A dream in sepia and eau-de-nil ascends
from the ground as a great wish for calm. And
the wish is green in season, hazy like meadow-sweet,
downy & soft waving among the reeds, the
cabinet of Mr Heath. Precious vacancy piles in
this studious form, the stupid slow down & become
wise with inertia, and instantly the prospect of
money is solemnised to the great landscape.
It actually glows like a stream of evening sun,
value become coinage fixed in the grass crown.
The moral drive isn't
quick enough, the greasy rope-trick
has made payment an edge of rhetoric;
the conviction of merely being
right, that has
marched into the patter of balance.
(from 'A New Tax on the Counter-earth', from Brass, 1971)

While this style is over-simplified by any description, and the passage is clearly rational (and even waspish), we do seem to find psychedelic traits in it: the blurred, shimmering, quality, the pastoral feel, the aspirations to shed material values, the dominance of disembodied colours, the apparent dream state of the speaker, the use of hazy textures (the delicate seed-heads of the plant meadow-sweet), the virtuosity, the sudden leaps of cognitive level. Perhaps not only musicians were sitting in meadows thinking anti-capitalist thoughts? How far is it from 'lime and limpid green' to 'sepia and eau-de-nil'?
The method of quotation neatly excludes exhibition of the effects of loss of boundaries on the duration of poems. While we can only point to exhibits here, it is clear that the 1970s saw an explosion in the number of long poems, and that this wish for new volumes was related to 'space rock' and the infinite reaches of subjective experience opened up by the counter-cultural emigration. A good exhibit here would be Allen Fisher's Defamiliarising, a volume length work (100 pages) which is itself only a part of an even vaster work. Fisher's 70s work presumably does overload, destroy, and transcend inherited structures of the poem, and the poet/self audible within it, just as the Pink Floyd destroyed the 'song' and 'the pop star' by plunging into half-hour improvisations as the audience watched the osmotic swirl of the light show.
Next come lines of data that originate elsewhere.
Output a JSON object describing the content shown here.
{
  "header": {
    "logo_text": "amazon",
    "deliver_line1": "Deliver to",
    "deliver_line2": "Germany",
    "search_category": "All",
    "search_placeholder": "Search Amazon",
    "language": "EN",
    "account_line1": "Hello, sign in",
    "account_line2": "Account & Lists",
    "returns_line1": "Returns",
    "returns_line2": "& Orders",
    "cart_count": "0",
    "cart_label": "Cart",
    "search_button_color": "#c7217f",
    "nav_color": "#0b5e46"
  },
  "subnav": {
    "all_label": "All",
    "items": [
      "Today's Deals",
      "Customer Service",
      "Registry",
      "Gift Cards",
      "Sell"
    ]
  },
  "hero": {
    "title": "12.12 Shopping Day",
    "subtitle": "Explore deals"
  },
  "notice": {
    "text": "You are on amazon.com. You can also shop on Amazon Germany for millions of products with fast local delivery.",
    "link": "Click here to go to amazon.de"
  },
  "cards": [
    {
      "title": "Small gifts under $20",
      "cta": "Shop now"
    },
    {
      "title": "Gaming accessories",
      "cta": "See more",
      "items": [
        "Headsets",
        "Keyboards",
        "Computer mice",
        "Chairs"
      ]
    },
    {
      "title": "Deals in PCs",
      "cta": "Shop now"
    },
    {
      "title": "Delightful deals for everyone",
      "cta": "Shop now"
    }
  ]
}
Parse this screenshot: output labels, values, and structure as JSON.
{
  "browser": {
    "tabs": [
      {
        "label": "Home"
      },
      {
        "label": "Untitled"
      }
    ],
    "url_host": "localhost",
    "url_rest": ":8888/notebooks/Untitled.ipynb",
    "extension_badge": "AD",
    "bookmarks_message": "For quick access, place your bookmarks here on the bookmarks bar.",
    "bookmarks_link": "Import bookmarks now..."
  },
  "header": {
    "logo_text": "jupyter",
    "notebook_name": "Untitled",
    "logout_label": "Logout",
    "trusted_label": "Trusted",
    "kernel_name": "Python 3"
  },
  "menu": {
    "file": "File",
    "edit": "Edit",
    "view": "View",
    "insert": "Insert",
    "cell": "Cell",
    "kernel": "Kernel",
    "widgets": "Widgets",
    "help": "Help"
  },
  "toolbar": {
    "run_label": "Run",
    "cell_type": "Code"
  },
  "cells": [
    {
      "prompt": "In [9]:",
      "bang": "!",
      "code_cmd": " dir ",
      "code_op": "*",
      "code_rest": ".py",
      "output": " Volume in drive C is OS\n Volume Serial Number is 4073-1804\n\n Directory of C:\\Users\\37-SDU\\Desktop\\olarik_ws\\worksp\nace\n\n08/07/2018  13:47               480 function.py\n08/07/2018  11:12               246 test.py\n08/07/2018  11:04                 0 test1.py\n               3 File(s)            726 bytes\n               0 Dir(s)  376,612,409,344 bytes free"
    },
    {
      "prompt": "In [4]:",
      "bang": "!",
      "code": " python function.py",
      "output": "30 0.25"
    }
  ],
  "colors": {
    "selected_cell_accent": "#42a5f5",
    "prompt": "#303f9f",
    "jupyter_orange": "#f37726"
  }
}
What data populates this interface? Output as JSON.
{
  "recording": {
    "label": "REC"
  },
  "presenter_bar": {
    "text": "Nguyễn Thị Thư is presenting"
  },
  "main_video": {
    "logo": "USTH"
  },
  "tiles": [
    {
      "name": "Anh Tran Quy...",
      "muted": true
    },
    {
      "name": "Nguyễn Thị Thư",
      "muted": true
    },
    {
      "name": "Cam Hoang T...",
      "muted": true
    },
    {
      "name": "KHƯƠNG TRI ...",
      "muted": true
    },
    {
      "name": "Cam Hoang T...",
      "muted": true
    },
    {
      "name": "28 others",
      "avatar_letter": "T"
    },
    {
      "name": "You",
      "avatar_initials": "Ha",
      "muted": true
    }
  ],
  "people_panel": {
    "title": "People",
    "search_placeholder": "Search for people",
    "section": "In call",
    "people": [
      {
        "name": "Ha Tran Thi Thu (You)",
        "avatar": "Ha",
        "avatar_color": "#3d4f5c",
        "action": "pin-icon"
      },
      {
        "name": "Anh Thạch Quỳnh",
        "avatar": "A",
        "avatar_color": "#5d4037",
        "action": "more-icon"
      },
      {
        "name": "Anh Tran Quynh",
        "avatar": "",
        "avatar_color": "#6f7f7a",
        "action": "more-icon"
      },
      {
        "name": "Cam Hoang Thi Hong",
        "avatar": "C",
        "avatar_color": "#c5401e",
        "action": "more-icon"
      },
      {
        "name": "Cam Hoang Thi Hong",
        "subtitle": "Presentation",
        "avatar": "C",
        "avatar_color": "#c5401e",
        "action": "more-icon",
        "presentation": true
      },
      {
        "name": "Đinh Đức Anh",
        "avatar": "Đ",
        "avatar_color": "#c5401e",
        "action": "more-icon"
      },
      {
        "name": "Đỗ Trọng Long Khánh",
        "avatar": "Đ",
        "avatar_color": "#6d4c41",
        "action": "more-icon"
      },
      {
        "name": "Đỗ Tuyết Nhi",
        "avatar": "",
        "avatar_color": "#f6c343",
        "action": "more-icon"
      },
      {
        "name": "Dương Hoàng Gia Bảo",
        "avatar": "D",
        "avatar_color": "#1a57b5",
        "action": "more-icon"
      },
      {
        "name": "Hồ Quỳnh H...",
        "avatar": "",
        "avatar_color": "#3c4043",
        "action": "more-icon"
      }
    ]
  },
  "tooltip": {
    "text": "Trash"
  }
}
So, how successful is this comparison as a way of describing the new feel in poetry? I think there are considerable problems with it, as exceptions press themselves urgently on my mind. The verbal art is much more informationally loaded and conceptually more sophisticated than the musical art - as is true in any period. The music comes into existence because it refers back to itself and the poetry has to contain everything outside itself in order to exist. The advantage of the comparison is that many of my readers will already be familiar with recordings by the Beatles, Cream, the Jimi Hendrix Experience, etc., and so can form a concept of the poetry by drawing on memories of the music of 1968-73. The 'era feeling' obviously changed around 1974, by when most of the bands had either vanished or mutated unrecognizably; I feel that the poetry had got going later, and went on for longer, but we are left with the questions of what happened after 1977 - and what the poets of the underground era have been doing over the last 25 years.